Merkwürdig, findet Duran, dass dieser Mann der Einzige ist, der ihn je in bewusstlosem Zustand gesehen hat. Er hat ihn nicht alleingelassen, nicht im Laden, und nicht in der Notaufnahme. Es berührt ihn, dass er das normal fand.

»Also, merci eben.«

Alphonse schaut kurz zu ihm und zieht einen Mundwinkel hoch.

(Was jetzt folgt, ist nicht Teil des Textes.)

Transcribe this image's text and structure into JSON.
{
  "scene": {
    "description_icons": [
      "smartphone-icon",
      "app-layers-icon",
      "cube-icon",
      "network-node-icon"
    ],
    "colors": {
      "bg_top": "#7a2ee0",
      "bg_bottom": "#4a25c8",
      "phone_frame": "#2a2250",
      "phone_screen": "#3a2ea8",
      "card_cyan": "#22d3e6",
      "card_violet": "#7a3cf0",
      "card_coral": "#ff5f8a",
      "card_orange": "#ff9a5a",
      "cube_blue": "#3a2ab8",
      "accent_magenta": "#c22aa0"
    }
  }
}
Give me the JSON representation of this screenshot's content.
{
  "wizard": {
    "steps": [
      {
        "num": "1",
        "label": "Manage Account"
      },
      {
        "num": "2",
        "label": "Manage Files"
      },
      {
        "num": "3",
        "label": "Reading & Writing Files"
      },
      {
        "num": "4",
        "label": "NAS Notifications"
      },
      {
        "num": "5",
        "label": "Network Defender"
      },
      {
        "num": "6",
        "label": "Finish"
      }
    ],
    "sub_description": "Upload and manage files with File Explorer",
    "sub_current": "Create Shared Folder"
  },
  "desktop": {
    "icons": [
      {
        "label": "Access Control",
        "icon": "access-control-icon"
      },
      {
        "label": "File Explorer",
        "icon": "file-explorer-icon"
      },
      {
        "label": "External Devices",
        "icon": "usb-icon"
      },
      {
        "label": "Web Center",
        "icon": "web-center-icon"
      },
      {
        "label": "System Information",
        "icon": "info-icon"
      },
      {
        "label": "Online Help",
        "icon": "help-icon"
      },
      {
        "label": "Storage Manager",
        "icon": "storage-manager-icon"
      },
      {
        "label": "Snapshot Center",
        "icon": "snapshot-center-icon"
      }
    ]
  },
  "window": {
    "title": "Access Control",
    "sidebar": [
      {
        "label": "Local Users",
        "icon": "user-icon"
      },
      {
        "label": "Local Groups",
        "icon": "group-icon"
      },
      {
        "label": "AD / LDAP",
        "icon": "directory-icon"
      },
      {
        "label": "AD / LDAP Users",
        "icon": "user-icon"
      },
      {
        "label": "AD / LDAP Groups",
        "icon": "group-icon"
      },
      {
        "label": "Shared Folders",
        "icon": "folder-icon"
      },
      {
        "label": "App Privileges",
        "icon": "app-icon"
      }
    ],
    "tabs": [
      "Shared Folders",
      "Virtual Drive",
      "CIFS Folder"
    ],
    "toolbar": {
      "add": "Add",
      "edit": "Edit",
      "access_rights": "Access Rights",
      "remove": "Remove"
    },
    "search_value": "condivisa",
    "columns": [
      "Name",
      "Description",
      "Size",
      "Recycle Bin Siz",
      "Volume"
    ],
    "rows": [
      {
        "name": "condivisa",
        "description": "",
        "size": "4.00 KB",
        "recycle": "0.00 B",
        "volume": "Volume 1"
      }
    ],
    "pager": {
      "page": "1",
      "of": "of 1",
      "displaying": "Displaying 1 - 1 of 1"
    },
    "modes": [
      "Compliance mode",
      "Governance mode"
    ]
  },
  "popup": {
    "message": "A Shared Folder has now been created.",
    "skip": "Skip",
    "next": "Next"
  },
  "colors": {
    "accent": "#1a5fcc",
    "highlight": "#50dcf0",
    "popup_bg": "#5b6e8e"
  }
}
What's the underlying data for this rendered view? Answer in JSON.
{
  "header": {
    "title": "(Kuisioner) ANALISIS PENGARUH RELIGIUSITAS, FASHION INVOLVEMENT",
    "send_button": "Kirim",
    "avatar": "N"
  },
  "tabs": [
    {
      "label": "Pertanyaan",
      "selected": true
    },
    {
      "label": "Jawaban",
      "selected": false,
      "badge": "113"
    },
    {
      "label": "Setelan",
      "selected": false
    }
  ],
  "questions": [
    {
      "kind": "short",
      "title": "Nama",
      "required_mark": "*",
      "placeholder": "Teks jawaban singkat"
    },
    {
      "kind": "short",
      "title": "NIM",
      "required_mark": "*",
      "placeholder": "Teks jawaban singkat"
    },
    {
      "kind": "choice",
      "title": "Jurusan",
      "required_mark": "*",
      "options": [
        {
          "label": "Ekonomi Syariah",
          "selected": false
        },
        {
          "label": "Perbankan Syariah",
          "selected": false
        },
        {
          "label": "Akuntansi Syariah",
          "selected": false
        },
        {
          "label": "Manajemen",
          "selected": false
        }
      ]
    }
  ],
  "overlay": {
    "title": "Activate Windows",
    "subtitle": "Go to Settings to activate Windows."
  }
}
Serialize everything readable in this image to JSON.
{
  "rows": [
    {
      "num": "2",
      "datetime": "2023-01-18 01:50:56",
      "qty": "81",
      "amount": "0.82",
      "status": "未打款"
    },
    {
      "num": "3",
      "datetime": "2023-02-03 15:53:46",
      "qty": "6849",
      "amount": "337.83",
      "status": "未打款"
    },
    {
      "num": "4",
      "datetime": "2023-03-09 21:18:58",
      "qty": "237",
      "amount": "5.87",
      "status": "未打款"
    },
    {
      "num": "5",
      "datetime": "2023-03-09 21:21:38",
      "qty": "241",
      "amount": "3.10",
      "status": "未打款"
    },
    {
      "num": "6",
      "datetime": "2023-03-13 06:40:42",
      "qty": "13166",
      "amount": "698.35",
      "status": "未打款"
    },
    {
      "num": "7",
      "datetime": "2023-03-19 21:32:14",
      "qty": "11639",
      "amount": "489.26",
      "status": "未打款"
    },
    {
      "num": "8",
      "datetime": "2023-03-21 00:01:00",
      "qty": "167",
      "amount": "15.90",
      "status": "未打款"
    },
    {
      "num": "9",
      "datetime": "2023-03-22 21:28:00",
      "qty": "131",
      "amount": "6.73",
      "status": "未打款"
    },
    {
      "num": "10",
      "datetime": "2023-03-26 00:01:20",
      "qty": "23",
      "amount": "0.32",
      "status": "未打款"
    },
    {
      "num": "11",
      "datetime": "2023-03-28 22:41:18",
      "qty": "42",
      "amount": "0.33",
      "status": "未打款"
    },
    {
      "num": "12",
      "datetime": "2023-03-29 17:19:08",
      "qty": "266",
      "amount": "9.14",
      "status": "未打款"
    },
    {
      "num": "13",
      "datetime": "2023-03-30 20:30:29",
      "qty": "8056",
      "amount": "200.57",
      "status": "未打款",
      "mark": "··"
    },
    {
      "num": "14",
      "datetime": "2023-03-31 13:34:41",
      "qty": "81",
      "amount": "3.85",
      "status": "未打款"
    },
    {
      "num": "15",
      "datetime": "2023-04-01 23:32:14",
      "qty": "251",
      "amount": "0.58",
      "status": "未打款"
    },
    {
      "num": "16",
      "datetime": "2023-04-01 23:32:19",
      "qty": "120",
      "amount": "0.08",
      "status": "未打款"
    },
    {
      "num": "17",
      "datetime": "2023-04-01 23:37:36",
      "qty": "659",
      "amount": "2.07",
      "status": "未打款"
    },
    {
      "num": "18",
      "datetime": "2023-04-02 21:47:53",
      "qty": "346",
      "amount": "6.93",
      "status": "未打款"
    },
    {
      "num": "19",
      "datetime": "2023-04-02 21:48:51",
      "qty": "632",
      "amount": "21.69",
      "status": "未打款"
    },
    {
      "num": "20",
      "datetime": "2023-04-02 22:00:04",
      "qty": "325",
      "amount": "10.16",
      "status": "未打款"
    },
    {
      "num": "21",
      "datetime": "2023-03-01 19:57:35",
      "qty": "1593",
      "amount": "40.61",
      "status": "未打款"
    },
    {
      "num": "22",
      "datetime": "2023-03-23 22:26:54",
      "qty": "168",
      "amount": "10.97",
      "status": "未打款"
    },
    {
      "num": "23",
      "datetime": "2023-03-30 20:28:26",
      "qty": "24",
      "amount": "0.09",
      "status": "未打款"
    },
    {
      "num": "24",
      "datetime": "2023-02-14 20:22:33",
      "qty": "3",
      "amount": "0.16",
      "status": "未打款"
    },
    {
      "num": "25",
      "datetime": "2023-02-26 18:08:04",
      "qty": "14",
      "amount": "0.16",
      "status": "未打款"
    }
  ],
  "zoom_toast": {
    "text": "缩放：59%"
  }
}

»Nee, also echt. Kann ich irgendwas tun, um dir zu danken?«

»Ich wüsste etwas. Die Männchen in deinem Tiefkühlschrank, die würde ich gerne noch mal sehen.«

Manchmal wird die Luft durch ein Gefühl ersetzt. Plötzlich ist das Auto vom Boden bis zum Dach mit Verlegenheit ausgefüllt. Bin ich der Einzige, der seine Eismännchen kennt, fragt sich Alphonse. »Ich fand sie schön. Deshalb würde ich sie gerne noch mal sehen.«

»Also, es ist vielleicht ein komisches Hobby, aber sonst arbeite ich ganz normal. Ich arbeite wirklich hart. Oft vierzehn Stunden am Tag. Und ich gehe auch ins Fitness-Studio.«

Alphonse drängt nicht weiter. Aber er ist einverstanden, dass Duran ihm etwas zu essen macht. Er parkt direkt vor dem Döner-Laden. In diesem Teil des Landes gibt es keinen Mangel an Parkplätzen.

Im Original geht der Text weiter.